サッカーと文化

サッカーワールドカップで、ボランチやらリベロやら聞きなれない言葉がいくつもあったが、 ある監督が語った「ファンタジスタ」という言葉は、我が「解釈可能圏内」ということもあり、一番光った言葉だった。
サッカ-ゲームにおいて、シュートやパス、ドリブル等において、テクニックの高い選手はいくらでもいようが、ゲームの中での特別な「閃き」や「想像性」を見せられる選手は、数が限られてくる。
その中でも誰もが予想もしない「芸術的」なプレーで観客を魅了する選手に対して、「想像」を意味する「ファンタジア」に人を意味する語尾「-ista」をつけて「ファンタジスタ」(=Fantasista)と呼ぶのだそうだ。
つまり彼らの「プレイ」は、ファンタジーを思わせる「夢のようなプレイ」ということだ。
例えばラグビーや大相撲に「ファンタジー」を見出すことは難しいが、最高のプレイヤーにこういう賞賛の言葉が与えられること自体が、サッカーの他のスポーツにない魅力を言い当てているのかもしれない。
ところで、たいしてサッカー知らずの私がイメージする「ファンタジスタ」とは、すごいシュ-トをギリギリの処に放つことができる選手というよりも、どこに目がついているのかと思われるほど意外な場所に、ある意味では相手をクッタようなパスを次々と繰り出せる選手のことである。
彼らは、一瞬の状況判断で正確ですばやいパスを出し、一気に窮地を打開するばかりではなく、ビッグチャンスに繋げることができる選手達である。
となると、「ファンタジスタ」とよぶにふさわしいプレイヤーはかなり芸術家と親近性があるのではないかと思っていたら、小説家・村上龍とかつての日本代表の中田英寿の対談本があることを知った。
本のタイトルは、「文体とパスの精度」である。
サッカーのパスの醍醐味は、ピット上の「文脈」(=コンテクスト)を読むことにある。
意表をついたパスは、卓抜な小説のプロットであり、何より最後のツメ(シュートまたは結末)で、そのペーパー上またはピット上の「ストーリー」は完結されなければならない。
一方が文章による表現者で、他方がサッカーというプレイによる表現者ということがいえるし、要するにサッカ-とサッカ(作家)はクロスする部分が大きいということである。
またサッカーは広義のコミュニケ-ションで、村上氏がいうに、サッカーのパスも、小説の文章も、一番大事なのは正確さで、ネラッたところに正確にパスが通る為に作家は厳密に言葉を選ぶのだそうだ。
村上氏が、中田氏と自分に共通する点としてあげているのは、コア(=核心)にはとても柔らかく傷つき易い部分があるということである。
彼らはそれを守るためにスキルを身につけてきたわけで、それがために周囲から「強い」と見られているが、コアの柔らかい部分がないとイザという時に対応できない。
つまりスキルが無い状態で自分を守るには「周囲の文脈に合わせる」しかないが、それに引き換えに自由を失う結果になる。
そこで彼らは柔らかく自由であるためにこそ、文章やサッカー技能といったスキルを磨いてきたというわけだ。
中田氏は、小さいころからよい意味で他人と違うことを考えることにして、他人が考えないアイデアを考えて、とにかく相手の逆を取ろうということばかりを考えてきたのだそうだ。
一方、村上氏は教師から「おまえがいるからクラスの和が乱れる」といわれ続けたそうである。
教師のいうことは間違っていないが、作家として生きうる、つまり常に変化を察知しそれに反応していくためには、自分で考えたことをあえて殺さずに「表現する」ことによって生かしたからであろう。

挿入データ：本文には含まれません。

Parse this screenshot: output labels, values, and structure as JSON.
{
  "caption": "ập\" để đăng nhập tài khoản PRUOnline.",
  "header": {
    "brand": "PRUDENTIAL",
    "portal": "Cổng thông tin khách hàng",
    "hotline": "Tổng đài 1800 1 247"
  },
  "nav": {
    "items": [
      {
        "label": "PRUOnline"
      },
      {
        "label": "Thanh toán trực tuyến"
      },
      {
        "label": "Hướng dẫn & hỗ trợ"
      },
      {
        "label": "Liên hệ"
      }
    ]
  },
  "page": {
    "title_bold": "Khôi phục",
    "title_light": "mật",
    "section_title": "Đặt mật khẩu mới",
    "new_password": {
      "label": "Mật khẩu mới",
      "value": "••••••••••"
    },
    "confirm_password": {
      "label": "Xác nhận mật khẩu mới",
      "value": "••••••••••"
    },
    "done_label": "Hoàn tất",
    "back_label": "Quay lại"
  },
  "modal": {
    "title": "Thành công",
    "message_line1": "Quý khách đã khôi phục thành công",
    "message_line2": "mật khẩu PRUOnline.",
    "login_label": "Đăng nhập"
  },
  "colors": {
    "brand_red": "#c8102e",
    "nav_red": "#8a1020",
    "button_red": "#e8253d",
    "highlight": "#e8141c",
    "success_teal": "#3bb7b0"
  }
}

前回2006年のワールドカップで試合前にある選手が初戦で戦う「オーストラリア」に関する本を読んでいたのを記憶している。
敵オーストリアについ知りうることは何でも知っておこうというわけだ。
そしてサッカーというものは、プレーする選手の背景を映し出すスポーツであり、その選手が育った文化に影響されるということを思わせられた。
例えばその国の音楽、ブラジルの場合サンバなどの影響をプレイの中に強く感じる。
プレイの中で重戦車のように切り込んだり、軽やかなパス回しで相手のスキをつくシーンを見ると、サッカーというフィルターを通して見た各国文化の違いを見つけるのは面白いことかもしれないと思い、ネットで調べてみた。
ドイツ人は11人がそれぞれが責任を持ったプレイを遂行する。
フランスは、別名「シャンパンサッカー」といわれるくらい美しいパス交換からゴールを陥れる。組織重視のヨーロッパにあって、個人技も重視する珍しい国である。
イングランドは、ディフェンスの低い位置からトップに早いボールをぶつけたり、とにかく前へ、前へという意識が強い国で、スピードも非常に速いのが特徴である。
オランダは、組織的なサッカーをさせたらヨーロッパ随一である。比較的FWに長身、かつ足元がしっかりした選手が多く生まれる傾向がある。
スペインはサイド攻撃が非常に多い。狭いところでエネルギッシュなプレイをして局地戦に強く、サイドを大きく開き、ボランチがゲームメイクすることが多い。
イタリアは勝つためのサッカーに徹している。「カテナチオ」という言葉に象徴されるが、とにかく守って1点とって勝つというのが美学である。1-0の試合が最も美しいと考えている。
ブラジルの場合、ピッチの3分の1くらいまでは、ゆったりとしたペースでボールを回して相手にボールを渡さないが、そこから先は突然にスピードが上がり、トリッキーなプレイで相手を翻弄する。
アルゼンチンはハ-フライン越えてからグットスピードがあがってくるが、ウルグアイだったら、ボールを持った瞬間に、一発で点を取ろうとするなどである。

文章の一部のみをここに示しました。